I've been watching CNBC, MSNBC, and Bloomberg for a couple of hours.

They scared the shit out of me.

My experience with bubbles has never been good. Sports cards, comics, non-sports cards, ccg games, pogs, beanie babies, pokemon; all crashed spectacularly. It got so I'd look at a bubbles at their peak, and just stripped it all away, trying to see the skeleton underneath. I looked at what I thought would be the worst case drop off, and THEN DOUBLED IT!

And that never failed. It was always at least that bad. The crash was always bigger than I expected or hoped, and laster longer.

So...once again, I'd hoped I was wrong, but it's turning out I was right.

The big thing to watch for was always the underlying psychology. When it turned negative, it was all over.

I'll tell you what; if people were still holding out hope they could sell their houses for any kind of premium price, I figure they're waking up now.

They may not be able to sell their house at ANY price, nor borrow money no matter how good their credit or how much they put down.

Capitulation is coming soon.

Been watching CNBC, and here's a couple of eye-openers. You know all those latte coffee machines that McDonald's was planning on installing in all their franchises?
Bank of America has cut off their credit.

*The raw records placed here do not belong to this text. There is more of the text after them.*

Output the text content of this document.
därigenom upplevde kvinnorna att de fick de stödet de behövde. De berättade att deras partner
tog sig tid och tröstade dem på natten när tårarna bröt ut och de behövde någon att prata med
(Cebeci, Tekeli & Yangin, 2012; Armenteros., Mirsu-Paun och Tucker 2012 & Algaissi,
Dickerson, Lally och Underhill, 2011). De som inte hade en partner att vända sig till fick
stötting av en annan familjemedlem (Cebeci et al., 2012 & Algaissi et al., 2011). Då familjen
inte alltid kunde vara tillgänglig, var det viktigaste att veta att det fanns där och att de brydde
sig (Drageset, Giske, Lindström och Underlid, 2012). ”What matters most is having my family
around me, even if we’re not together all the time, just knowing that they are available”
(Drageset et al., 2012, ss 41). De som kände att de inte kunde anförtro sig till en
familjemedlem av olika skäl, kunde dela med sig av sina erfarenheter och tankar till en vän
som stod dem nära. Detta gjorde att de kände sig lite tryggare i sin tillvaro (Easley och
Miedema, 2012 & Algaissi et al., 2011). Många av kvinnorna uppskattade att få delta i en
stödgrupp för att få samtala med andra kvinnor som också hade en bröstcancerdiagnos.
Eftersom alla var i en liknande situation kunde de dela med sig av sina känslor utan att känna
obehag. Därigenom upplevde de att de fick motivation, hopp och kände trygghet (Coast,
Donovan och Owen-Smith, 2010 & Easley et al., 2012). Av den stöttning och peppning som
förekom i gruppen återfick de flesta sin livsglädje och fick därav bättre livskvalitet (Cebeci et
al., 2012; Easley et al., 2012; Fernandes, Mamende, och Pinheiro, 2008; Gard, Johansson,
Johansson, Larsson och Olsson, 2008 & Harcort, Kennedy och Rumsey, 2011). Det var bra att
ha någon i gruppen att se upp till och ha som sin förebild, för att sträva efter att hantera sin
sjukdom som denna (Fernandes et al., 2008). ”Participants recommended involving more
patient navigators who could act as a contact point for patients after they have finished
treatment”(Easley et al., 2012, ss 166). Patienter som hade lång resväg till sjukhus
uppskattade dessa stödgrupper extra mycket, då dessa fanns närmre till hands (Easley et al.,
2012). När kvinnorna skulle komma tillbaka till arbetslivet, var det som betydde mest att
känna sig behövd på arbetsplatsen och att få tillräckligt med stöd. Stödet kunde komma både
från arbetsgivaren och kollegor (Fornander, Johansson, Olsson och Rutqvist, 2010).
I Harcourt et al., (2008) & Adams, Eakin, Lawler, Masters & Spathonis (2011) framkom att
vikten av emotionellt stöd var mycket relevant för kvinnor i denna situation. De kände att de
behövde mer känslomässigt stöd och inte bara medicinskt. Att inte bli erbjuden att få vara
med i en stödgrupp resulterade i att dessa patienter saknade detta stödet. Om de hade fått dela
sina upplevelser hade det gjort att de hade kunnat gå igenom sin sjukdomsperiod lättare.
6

To McDonald's. Ditto Dow Chemical. There was an analyst who seemed utterly shocked that Dow wasn't able to borrow money. You could tell she was stunned, disbelieving.

So good luck for all the average shmoes with trying to borrow money.

I'm sort of expecting my credit cards to be taken back -- even though, or maybe because -- I owe ZERO balance. Risk adverse banks aren't going to look at the credit history, they are going to look at the credit risk.

And when they start punishing the people who can actually pay, the whole thing has pretty much fallen apart.

This is the real deal.

And people are sitting on their wallets.